In his new town, Raveloe, at the posher end, there's the squire and his good for nothing sons. There's Godfrey with a secret wife and child that he denies - because he sees himself as the victim in all of this - who live in rags and the mother is an opium addict. They end up struggling to Raveloe and his wife dies in a hedge in the snow. His brother, Dunsey, is even worse, and ends up stealing all of Silas Marner's money and trotting off into the night, not to be heard of for 16 years. Whilst the mother dies, the toddler gets up and away to a warm open door - turns out to be Silas's cottage, and curls up by the fire.
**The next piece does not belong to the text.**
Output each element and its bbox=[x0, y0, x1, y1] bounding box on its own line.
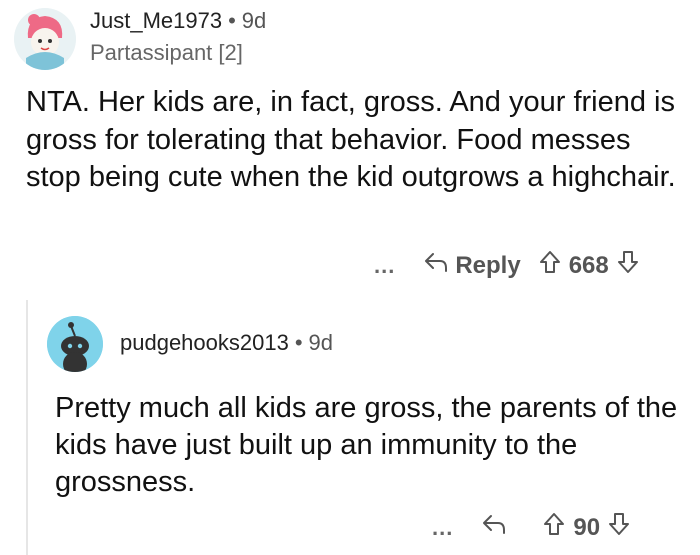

Silas takes this as an omen as such, out the door went his money and in came a toddler, whom he takes as his own daughter and raises. It's only when she's 18 that Godfrey decides to come clean and goes to offer her his home and parentage (because he and his wife don't have kids) - after having let her live in rags and possible death, then letting Silas raise her, he seems to think he's marvellous and of course she'll go skipping home with him. And I wonder if he would have been interested had he and his wife had children? Nope, don't rate the rich folks in this story.

It's a nice story, short, happy end (don't think that happens a lot with Eliot) and yet it didn't really grab me. Perhaps because it was so short she never managed to really get into any of the story lines?